AmericanFascism

ThoughtStorms Wiki

Shayn McCallum answers the question Many on the left say that "fascism is here" in America. What do the academics and historians who have done more deep analysis actually think?

Well, the problem is that “fascism” can be understood very specifically (as the ideology and social system promoted specifically by Mussolini’s National Fascist Party), somewhat more broadly, as any of the regimes that directly modelled themselves on Italian fascism or were inspired by its vision (Nazism, Austrofascism, Francoism) or broader still as any kind of right wing populism that uses a rhetoric of “conservative revolution” against “corrupt elites and evil leftists” to mobilise a discourse of “saving the nation” and an essentialised patriotism that pits “good people” against “evil people” and seeks to exclude those deemed to be the latter through a repudiation of democracy.

The first, strictest definition of fascism clearly does not apply. The second, somewhat broader and less rigorous definition of “fascism” also does not apply, although there are elements in and around the Republican party for whom it actually does.

The third definition, that of right wing authoritarian populism, most certainly applies and is standing nakedly before the public. Whether or not you can call the Republicans “fascist” is, at this point, a nerdy technicality. A right wing populist death cult is in the process of trying to kill what remains of the embattled American democracy in pursuit of their own hegemony.

Whether or not you can technically call this “fascism” strikes me as a bit of a red herring– a bit like two soldiers arguing whether the large armoured vehicle about to run over them is actually a tank or a half-track- the point is, it is here to kill you, figure out the nomenclature once you have survived!

Right wing antidemocratic populism, irrespective of the label you slap on it, is currently in power in the USA and it looks like it is getting ready to dig in its heels. The script is frighteningly familiar.
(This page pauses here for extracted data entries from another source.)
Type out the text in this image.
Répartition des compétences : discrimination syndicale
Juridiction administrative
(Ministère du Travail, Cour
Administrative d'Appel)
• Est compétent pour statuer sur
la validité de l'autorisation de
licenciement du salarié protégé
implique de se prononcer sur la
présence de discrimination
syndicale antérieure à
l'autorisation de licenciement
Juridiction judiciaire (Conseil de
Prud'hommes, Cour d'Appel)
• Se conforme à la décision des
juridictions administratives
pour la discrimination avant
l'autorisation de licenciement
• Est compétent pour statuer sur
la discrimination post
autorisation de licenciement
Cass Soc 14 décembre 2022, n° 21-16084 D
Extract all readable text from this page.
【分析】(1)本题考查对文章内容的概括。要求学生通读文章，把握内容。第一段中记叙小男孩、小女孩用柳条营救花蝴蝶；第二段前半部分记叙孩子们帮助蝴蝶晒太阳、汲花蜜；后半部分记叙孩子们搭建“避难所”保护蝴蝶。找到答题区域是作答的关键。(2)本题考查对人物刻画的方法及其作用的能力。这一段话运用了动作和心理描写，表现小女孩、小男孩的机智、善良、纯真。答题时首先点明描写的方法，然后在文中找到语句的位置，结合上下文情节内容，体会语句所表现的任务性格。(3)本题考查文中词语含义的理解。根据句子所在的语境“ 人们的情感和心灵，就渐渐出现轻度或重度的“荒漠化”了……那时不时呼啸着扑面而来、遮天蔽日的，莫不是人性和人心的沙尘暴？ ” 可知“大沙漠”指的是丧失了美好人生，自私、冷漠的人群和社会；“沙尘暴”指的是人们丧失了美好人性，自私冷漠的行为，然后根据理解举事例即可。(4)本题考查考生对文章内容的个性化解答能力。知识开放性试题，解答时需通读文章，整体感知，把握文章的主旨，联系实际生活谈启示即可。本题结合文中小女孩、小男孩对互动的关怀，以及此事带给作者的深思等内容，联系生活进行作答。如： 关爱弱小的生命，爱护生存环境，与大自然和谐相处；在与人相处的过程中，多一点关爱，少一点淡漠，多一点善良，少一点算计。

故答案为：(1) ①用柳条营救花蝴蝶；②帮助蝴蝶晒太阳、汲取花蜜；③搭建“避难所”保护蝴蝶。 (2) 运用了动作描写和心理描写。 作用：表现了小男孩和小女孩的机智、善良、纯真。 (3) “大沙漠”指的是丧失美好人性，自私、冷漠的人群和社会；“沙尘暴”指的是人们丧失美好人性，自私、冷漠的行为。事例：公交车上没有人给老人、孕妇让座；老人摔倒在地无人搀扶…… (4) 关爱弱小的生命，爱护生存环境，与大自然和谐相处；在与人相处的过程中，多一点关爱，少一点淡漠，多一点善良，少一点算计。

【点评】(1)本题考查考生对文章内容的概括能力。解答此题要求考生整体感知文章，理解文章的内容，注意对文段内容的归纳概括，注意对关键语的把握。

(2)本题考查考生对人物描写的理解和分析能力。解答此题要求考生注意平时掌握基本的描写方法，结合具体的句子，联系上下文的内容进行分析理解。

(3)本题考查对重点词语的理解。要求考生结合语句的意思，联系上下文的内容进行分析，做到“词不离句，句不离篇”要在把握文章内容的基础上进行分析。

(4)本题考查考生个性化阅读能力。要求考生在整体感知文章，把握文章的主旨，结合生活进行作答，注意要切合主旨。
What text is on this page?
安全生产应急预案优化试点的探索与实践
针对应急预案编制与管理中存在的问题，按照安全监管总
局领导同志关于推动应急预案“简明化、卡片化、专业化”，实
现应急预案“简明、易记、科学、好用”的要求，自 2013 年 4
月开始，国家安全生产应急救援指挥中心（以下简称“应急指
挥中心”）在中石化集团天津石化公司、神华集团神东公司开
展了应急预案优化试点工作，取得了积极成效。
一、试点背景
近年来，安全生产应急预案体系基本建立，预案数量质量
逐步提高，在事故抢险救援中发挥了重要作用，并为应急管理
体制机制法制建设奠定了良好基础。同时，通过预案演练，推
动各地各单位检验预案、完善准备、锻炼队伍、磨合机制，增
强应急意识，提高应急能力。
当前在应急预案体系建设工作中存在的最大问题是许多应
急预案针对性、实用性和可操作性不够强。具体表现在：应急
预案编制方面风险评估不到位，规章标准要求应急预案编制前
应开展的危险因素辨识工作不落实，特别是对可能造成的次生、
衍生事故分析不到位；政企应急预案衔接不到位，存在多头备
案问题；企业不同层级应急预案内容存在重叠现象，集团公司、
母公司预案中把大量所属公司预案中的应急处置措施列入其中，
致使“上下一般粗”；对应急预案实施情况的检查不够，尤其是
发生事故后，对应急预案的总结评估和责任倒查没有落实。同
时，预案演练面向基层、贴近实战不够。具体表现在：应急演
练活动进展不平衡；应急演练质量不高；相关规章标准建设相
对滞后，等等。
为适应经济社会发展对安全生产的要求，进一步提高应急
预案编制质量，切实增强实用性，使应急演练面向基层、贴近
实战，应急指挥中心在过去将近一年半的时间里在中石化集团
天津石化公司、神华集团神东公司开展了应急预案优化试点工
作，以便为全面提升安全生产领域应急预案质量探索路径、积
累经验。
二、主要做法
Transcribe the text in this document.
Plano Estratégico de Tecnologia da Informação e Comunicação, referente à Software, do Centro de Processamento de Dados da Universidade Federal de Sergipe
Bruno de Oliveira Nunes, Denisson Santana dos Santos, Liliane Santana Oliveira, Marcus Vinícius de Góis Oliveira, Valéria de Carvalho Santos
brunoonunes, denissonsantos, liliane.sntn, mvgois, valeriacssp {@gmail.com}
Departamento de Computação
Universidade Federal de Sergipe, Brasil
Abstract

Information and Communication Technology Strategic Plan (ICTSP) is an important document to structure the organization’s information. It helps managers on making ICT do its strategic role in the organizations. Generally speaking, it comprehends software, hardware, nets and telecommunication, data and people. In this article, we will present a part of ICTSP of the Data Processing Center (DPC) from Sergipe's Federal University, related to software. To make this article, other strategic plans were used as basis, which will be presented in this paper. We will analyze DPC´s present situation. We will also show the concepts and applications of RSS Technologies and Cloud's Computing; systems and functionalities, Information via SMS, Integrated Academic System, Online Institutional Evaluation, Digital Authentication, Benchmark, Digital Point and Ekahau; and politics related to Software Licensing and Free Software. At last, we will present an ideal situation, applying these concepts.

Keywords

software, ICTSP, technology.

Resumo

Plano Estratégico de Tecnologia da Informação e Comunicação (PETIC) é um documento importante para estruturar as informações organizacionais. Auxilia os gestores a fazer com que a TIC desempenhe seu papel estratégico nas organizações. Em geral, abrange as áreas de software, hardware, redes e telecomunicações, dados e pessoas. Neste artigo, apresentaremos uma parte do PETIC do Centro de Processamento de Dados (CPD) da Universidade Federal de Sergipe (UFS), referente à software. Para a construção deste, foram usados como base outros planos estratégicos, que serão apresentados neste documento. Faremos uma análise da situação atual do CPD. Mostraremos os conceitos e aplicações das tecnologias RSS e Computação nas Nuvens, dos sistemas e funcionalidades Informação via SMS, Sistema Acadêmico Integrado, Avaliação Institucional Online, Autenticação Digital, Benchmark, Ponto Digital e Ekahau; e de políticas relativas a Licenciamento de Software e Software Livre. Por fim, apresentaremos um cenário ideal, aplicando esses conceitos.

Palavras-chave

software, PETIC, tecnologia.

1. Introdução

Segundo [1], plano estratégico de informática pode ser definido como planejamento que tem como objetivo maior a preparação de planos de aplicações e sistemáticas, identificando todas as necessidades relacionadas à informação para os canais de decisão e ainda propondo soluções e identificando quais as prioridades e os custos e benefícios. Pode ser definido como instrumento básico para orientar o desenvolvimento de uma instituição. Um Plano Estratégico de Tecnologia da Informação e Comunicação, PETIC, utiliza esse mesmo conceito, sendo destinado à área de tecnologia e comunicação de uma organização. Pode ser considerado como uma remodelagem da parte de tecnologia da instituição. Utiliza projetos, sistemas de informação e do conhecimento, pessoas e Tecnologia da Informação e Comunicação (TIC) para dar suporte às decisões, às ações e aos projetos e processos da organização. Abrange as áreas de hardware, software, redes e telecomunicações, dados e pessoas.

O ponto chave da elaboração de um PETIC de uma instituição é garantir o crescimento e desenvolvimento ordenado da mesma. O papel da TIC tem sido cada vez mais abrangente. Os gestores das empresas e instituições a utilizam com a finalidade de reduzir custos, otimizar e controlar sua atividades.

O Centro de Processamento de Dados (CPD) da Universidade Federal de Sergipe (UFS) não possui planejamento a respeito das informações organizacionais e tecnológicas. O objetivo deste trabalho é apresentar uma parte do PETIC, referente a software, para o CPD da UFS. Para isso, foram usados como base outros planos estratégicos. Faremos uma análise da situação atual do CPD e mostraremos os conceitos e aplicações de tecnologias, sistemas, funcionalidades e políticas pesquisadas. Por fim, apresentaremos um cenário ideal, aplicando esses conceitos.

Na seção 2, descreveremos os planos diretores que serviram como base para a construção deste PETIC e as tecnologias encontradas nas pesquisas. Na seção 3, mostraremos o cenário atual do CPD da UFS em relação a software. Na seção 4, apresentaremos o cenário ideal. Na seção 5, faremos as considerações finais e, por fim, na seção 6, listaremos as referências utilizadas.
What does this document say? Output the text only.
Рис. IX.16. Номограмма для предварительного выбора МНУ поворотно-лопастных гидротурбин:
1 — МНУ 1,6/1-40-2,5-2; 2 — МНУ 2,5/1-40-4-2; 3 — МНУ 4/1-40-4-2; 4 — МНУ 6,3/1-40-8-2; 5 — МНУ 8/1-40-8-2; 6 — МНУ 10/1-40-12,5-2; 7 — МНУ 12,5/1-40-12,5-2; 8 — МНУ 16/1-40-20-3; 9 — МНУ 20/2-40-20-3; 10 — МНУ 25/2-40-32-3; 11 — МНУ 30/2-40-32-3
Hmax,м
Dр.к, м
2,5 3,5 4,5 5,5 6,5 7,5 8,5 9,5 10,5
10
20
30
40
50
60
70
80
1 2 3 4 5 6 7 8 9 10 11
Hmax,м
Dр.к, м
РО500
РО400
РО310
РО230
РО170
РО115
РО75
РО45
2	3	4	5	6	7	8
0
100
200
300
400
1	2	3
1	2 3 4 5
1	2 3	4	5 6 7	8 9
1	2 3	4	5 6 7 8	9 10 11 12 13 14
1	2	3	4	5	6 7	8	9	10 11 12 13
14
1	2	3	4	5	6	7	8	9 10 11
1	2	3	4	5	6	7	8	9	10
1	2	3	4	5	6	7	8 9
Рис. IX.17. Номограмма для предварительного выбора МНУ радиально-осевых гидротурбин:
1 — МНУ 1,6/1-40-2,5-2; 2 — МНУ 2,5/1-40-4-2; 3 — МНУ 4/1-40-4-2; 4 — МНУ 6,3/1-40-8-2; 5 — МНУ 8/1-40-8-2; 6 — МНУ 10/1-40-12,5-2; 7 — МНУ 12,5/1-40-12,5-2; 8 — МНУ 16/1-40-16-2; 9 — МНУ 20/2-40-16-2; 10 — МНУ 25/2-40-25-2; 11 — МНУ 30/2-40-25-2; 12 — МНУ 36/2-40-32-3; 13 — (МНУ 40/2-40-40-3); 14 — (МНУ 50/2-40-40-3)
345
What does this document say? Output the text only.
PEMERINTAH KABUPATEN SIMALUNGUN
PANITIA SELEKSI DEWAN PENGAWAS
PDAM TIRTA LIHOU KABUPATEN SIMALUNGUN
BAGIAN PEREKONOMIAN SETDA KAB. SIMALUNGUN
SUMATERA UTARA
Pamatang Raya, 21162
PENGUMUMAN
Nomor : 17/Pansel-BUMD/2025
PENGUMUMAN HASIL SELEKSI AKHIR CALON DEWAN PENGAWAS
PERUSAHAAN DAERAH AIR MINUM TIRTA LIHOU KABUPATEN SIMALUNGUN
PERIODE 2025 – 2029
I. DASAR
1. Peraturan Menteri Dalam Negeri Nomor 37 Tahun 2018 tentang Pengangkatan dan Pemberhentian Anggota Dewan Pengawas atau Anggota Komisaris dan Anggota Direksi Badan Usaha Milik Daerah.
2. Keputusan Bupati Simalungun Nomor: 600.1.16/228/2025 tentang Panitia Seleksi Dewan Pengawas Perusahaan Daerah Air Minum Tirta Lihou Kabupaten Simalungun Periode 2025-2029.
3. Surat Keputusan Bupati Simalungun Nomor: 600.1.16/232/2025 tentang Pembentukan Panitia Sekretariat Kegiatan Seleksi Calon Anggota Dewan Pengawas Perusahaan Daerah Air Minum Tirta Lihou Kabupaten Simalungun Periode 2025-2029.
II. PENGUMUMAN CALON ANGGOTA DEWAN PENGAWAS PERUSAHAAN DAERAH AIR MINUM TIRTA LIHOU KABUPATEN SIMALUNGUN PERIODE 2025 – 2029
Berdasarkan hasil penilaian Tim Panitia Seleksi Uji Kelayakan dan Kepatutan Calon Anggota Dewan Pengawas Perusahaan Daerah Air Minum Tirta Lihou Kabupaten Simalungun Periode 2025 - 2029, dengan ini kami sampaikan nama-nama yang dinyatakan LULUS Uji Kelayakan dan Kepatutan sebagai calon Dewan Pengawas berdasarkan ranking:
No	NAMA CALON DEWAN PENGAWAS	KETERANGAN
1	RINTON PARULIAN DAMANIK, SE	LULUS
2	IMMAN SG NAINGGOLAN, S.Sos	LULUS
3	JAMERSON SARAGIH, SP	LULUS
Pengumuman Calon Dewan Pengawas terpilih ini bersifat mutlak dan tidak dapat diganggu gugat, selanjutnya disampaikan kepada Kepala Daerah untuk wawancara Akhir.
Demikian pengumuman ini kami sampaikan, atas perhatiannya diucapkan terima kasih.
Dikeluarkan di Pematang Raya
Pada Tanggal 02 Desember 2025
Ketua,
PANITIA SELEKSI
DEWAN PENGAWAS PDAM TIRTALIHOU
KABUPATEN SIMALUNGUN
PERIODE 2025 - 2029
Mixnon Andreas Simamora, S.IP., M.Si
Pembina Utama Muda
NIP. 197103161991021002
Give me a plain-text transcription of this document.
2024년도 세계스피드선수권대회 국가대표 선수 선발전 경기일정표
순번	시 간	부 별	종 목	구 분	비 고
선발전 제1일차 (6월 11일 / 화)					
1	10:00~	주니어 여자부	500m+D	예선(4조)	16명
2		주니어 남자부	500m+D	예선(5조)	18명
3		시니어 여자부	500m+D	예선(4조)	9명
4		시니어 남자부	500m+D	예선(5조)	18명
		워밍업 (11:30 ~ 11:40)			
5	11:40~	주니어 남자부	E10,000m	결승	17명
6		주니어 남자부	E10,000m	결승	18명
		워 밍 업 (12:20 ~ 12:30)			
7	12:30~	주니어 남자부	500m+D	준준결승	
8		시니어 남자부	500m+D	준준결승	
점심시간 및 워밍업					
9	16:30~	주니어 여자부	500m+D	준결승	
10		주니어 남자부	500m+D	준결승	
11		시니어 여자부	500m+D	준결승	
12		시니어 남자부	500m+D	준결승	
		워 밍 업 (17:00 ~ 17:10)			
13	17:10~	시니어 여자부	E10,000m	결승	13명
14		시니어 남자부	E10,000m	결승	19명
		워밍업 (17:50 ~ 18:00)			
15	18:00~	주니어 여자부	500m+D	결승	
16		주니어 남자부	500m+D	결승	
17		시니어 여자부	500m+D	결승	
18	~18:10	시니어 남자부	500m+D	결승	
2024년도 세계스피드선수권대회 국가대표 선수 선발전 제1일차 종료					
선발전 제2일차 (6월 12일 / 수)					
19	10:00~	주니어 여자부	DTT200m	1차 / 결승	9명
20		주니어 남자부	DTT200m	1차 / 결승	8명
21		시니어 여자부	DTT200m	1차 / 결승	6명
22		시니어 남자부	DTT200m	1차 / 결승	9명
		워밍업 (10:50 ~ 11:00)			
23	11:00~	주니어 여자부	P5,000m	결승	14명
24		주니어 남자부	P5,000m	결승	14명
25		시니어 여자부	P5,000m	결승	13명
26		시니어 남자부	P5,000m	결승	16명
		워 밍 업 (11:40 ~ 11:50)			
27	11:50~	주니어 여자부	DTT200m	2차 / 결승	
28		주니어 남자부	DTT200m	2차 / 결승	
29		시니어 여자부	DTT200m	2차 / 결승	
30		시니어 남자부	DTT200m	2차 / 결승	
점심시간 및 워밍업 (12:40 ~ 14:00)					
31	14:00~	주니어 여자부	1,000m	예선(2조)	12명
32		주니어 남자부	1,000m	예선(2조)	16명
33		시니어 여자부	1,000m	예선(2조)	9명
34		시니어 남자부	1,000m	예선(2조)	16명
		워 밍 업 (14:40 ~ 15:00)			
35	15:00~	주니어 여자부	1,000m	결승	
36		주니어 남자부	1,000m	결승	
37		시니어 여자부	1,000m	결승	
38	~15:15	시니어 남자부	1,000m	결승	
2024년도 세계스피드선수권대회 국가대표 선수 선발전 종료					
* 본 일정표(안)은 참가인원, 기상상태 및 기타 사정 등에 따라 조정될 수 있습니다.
This may not be “textbook fascism” in that it is not happening in Italy and the leader is a frumpy, incoherent slob rather than a dapper baldilocks with a brawler’s physique and a sharp but brutal mind, but it is a text book case of what the far-right does to seize power in an unstable Republic.

Towards the end of his tenure, DonaldTrump really did seem willing to overthrow democracy in favour of holding onto power. And was willing to talk up the full fascist narrative of himself as saviour from the bad people (in both the corrupt elites and the rioting mobs.

https://www.theguardian.com/us-news/2020/jul/27/trump-border-patrol-troops-portland-bortac

I'm troubled, reading the argument being developed in FlightOfTheCreativeClass. This talk of a the US as a cultural battle-ground between the CosmopolitanSophisticates (CreativeClass or NetoCrats) and the rooted, conservative, "terrified" dispossessed who turn to the right. What we should be thinking about here is Vienna at the end of the 19th century and beginning of the 20th. Vienna was the wealthy, intellectual, cultural, sometimes-tolerant heart of central Europe. And also the place that spawned the backlash that led to the Nazis.